I want my daughter to marry a man with a heart for God. I'd rather she marry a black man who truly has a heart for the Lord than a white man that doesn't know Christ. Because of the ridicule and racism she'd encounter I hope she finds a person of her own race with those qualities but I'm raising her to look at a person's character before all else.
Because of the mistakes I've seen others make, in regards to being adamant about race staying with race, and the results of the hardline stance they've taken, I've chosen never to speak to my daughter about it. I've watched too many girls with fathers who've preached at them about race rebel and date black men exclusively. I'm convinced that's a result of the father's insistence and the daughter's knowing it's the thing that will sting the most when they decide to rebel. So far, my daughter has figured it out on her own and shown good judgement. She's 14 and likes boys just fine but isn't nearly as boy crazy as most girls her age. I believe that's because she's been allowed to make up her own mind about things , in that regard, and we haven't made it a taboo subject.
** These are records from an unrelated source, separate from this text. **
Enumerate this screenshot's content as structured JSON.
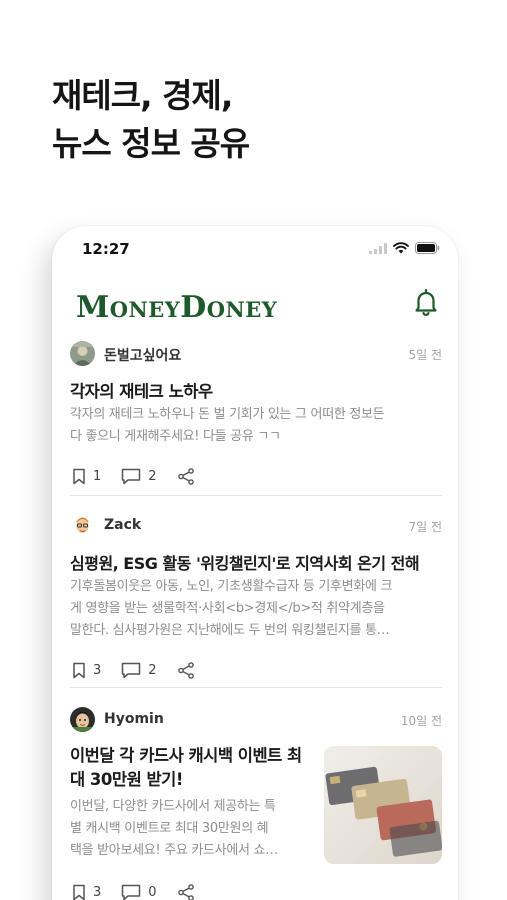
{
  "promo": {
    "line1": "재테크, 경제,",
    "line2": "뉴스 정보 공유"
  },
  "status_bar": {
    "time": "12:27"
  },
  "app": {
    "logo": "MoneyDoney",
    "accent": "#1f5a2c"
  },
  "posts": [
    {
      "author": "돈벌고싶어요",
      "time_ago": "5일 전",
      "title": "각자의 재테크 노하우",
      "body_line1": "각자의 재테크 노하우나 돈 벌 기회가 있는 그 어떠한 정보든",
      "body_line2": "다 좋으니 게재해주세요! 다들 공유 ㄱㄱ",
      "bookmarks": "1",
      "comments": "2"
    },
    {
      "author": "Zack",
      "time_ago": "7일 전",
      "title": "심평원, ESG 활동 '위킹챌린지'로 지역사회 온기 전해",
      "body_line1": "기후돌봄이웃은 아동, 노인, 기초생활수급자 등 기후변화에 크",
      "body_line2": "게 영향을 받는 생물학적·사회<b>경제</b>적 취약계층을",
      "body_line3": "말한다. 심사평가원은 지난해에도 두 번의 워킹챌린지를 통…",
      "bookmarks": "3",
      "comments": "2"
    },
    {
      "author": "Hyomin",
      "time_ago": "10일 전",
      "title_line1": "이번달 각 카드사 캐시백 이벤트 최",
      "title_line2": "대 30만원 받기!",
      "body_line1": "이번달, 다양한 카드사에서 제공하는 특",
      "body_line2": "별 캐시백 이벤트로 최대 30만원의 혜",
      "body_line3": "택을 받아보세요! 주요 카드사에서 쇼…",
      "bookmarks": "3",
      "comments": "0"
    }
  ]
}
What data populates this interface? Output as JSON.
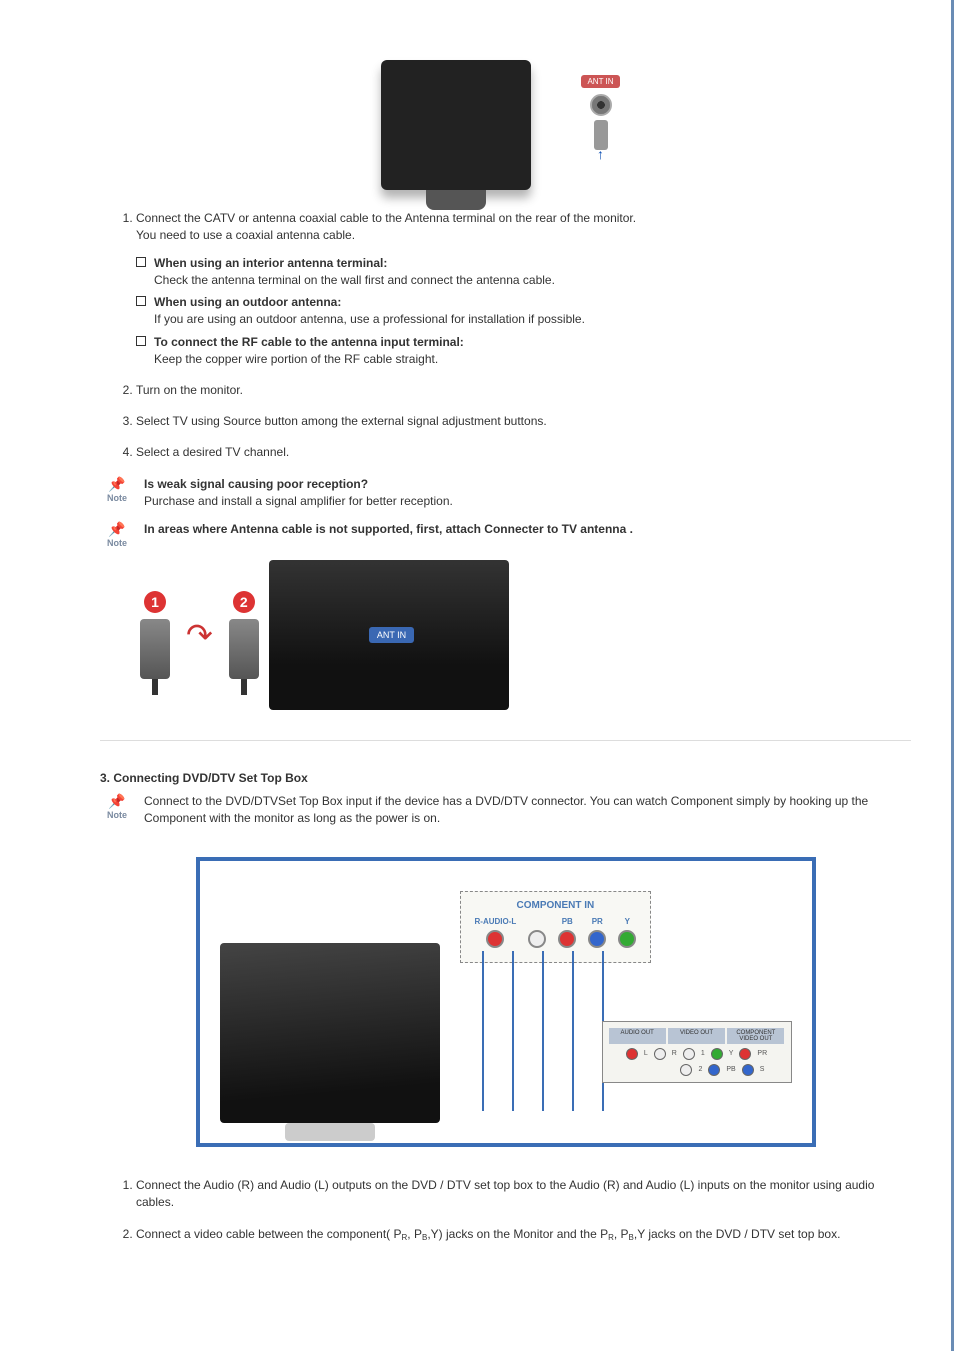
{
  "fig1": {
    "ant_label": "ANT IN"
  },
  "list1": {
    "step1_a": "Connect the CATV or antenna coaxial cable to the Antenna terminal on the rear of the monitor.",
    "step1_b": "You need to use a coaxial antenna cable.",
    "sub1_head": "When using an interior antenna terminal:",
    "sub1_body": "Check the antenna terminal on the wall first and connect the antenna cable.",
    "sub2_head": "When using an outdoor antenna:",
    "sub2_body": "If you are using an outdoor antenna, use a professional for installation if possible.",
    "sub3_head": "To connect the RF cable to the antenna input terminal:",
    "sub3_body": "Keep the copper wire portion of the RF cable straight.",
    "step2": "Turn on the monitor.",
    "step3": "Select TV using Source button among the external signal adjustment buttons.",
    "step4": "Select a desired TV channel."
  },
  "note": {
    "label": "Note"
  },
  "note1_head": "Is weak signal causing poor reception?",
  "note1_body": "Purchase and install a signal amplifier for better reception.",
  "note2_head": "In areas where Antenna cable is not supported, first, attach Connecter to TV antenna .",
  "fig2": {
    "marker1": "1",
    "marker2": "2",
    "antin": "ANT IN"
  },
  "section3": {
    "title": "3. Connecting DVD/DTV Set Top Box",
    "note_body": "Connect to the DVD/DTVSet Top Box input if the device has a DVD/DTV connector. You can watch Component simply by hooking up the Component with the monitor as long as the power is on."
  },
  "comp": {
    "title": "COMPONENT IN",
    "raudio": "R-AUDIO-L",
    "pb": "PB",
    "pr": "PR",
    "y": "Y",
    "stbox_tabs": [
      "AUDIO OUT",
      "VIDEO OUT",
      "COMPONENT VIDEO OUT"
    ],
    "stbox_l": "L",
    "stbox_r": "R",
    "stbox_y": "Y",
    "stbox_pb": "PB",
    "stbox_pr": "PR",
    "stbox_s": "S",
    "c1": "1",
    "c2": "2"
  },
  "list2": {
    "step1": "Connect the Audio (R) and Audio (L) outputs on the DVD / DTV set top box to the Audio (R) and Audio (L) inputs on the monitor using audio cables.",
    "step2_a": "Connect a video cable between the component( P",
    "step2_b": ", P",
    "step2_c": ",Y) jacks on the Monitor and the P",
    "step2_d": ", P",
    "step2_e": ",Y jacks on the DVD / DTV set top box.",
    "sub_r": "R",
    "sub_b": "B"
  }
}
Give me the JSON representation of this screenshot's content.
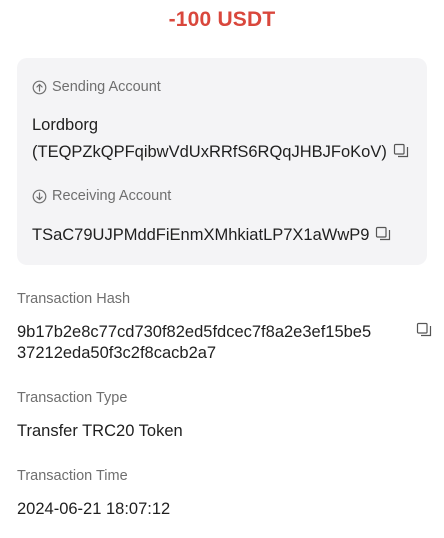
{
  "amount": "-100 USDT",
  "sending": {
    "label": "Sending Account",
    "name": "Lordborg",
    "address": "(TEQPZkQPFqibwVdUxRRfS6RQqJHBJFoKoV)"
  },
  "receiving": {
    "label": "Receiving Account",
    "address": "TSaC79UJPMddFiEnmXMhkiatLP7X1aWwP9"
  },
  "hash": {
    "label": "Transaction Hash",
    "line1": "9b17b2e8c77cd730f82ed5fdcec7f8a2e3ef15be5",
    "line2": "37212eda50f3c2f8cacb2a7"
  },
  "type": {
    "label": "Transaction Type",
    "value": "Transfer TRC20 Token"
  },
  "time": {
    "label": "Transaction Time",
    "value": "2024-06-21 18:07:12"
  },
  "icons": {
    "sending": "arrow-up-circle-icon",
    "receiving": "arrow-down-circle-icon",
    "copy": "copy-icon"
  },
  "colors": {
    "amount": "#d9473c",
    "card_bg": "#f4f4f6",
    "label": "#6f6f6f",
    "text": "#1f1f1f"
  }
}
She also understands her boundaries and knows that the trust she has from her mother and I is something she's earned over a lifetime and if she starts making irresponsible choices she loses that trust she's earned.
I believe the best way to insure your daughter's make good choices is to model the things you want her to look for in a man and to lead them in a Godly manner. If you want to insure they rebel, rule with an iron fist and preach at them about race and they'll do exactly opposite of what you want when they get the first chance. Girls with daddy issues are a dime a dozen and there are just as many that got those issues from an overbearing father as there are from absent fathers.